Does the case have larger implications?
    the lasting impact of the Stewart case may be that it will become the new standard for judging all fat cats who don't play by the rules. "We're now going to see the 'Martha test' as a fair punishment for white-collar crimes," says Jeffrey Sonnenfeld, associate dean of the Yale School of Management. "This is going to have a strong influence on jurors from here on out."

Her prospects?

    Martha's appeal is a long shot, since her attorneys must prove that the judge made serious errors. And Judge Miriam Cedarbaum actually ruled in favor of the defense most of the time, including dismissing the government's most serious charge against Stewart. Perhaps the cruelest penalty for Martha is the prospect of being cast out of the $250 million company she built from scratch. As a convicted felon, Martha faces a lifetime ban from serving as an executive or a director of a public company.

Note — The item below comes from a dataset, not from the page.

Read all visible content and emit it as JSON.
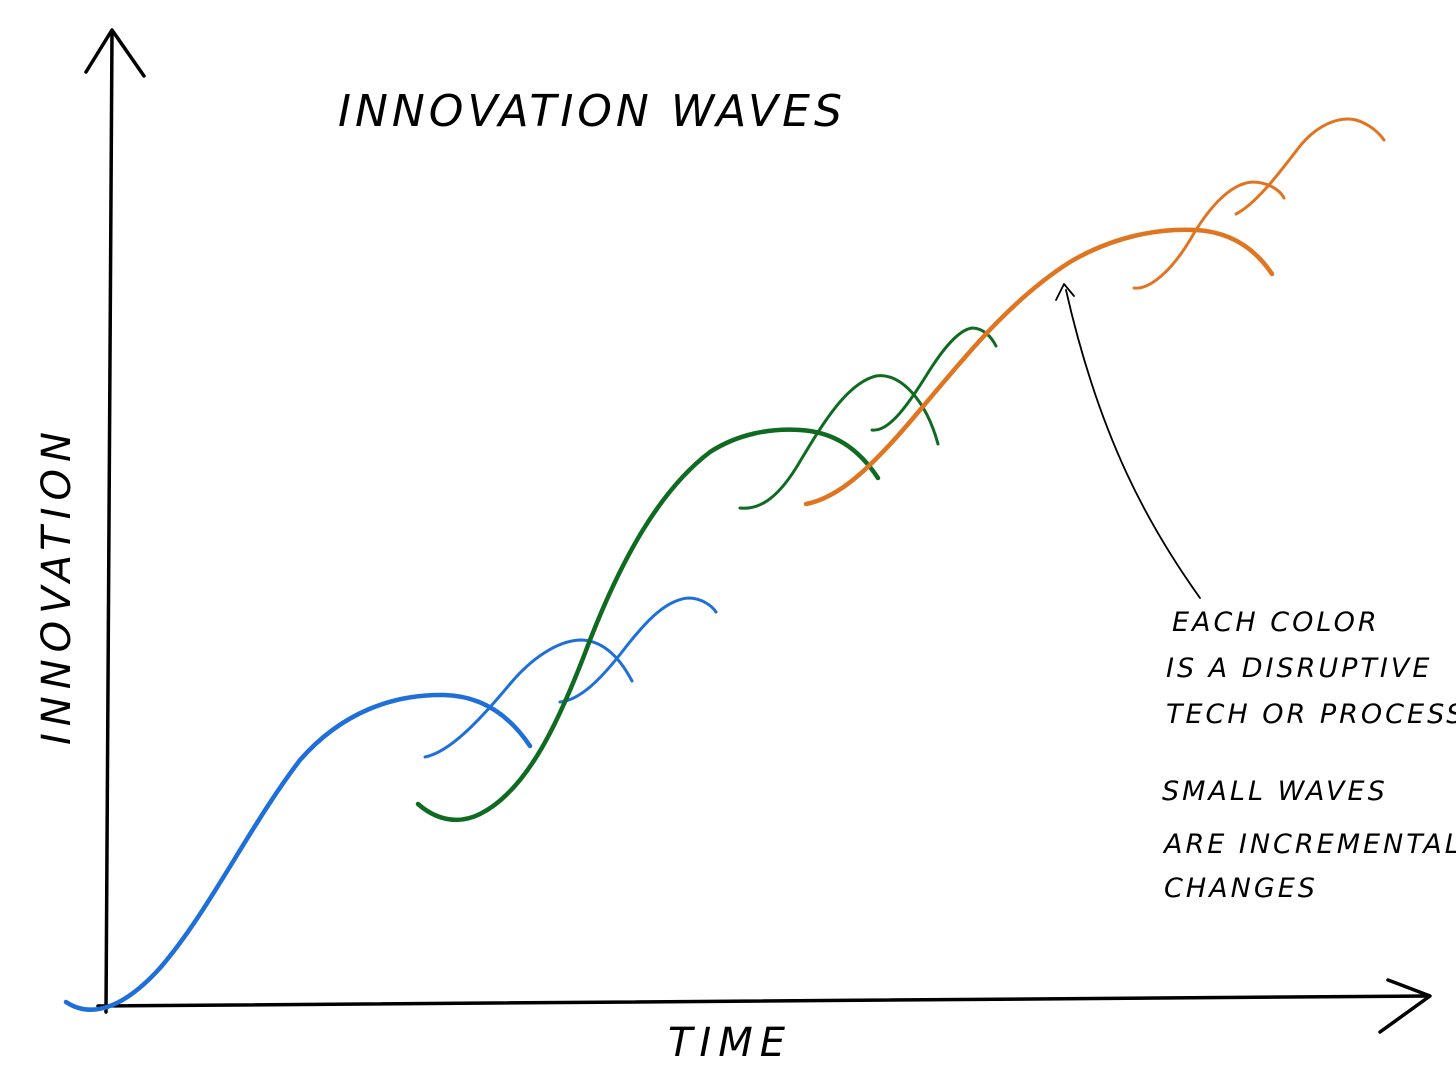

    ....Martha now has time to reflect on what went wrong. For starters, she admits she wishes she had not returned her broker's call on Dec. 27, 2001, while jetting off to vacation at the exclusive Las Ventanas resort in Mexico. Martha made that admission not on the witness stand, but to Barbara Walters two months before the trial. Martha never took the stand in her own defense, a risky strategy that legal experts say was probably based on the diva's volatility and the inconsistencies in her story. Another risk: if the judge believed Stewart lied on the stand, she could have doubled her prison sentence. Still, juries like to hear from celebrity defendants. "I would have loved to have heard the other side of the story," says juror Hartridge.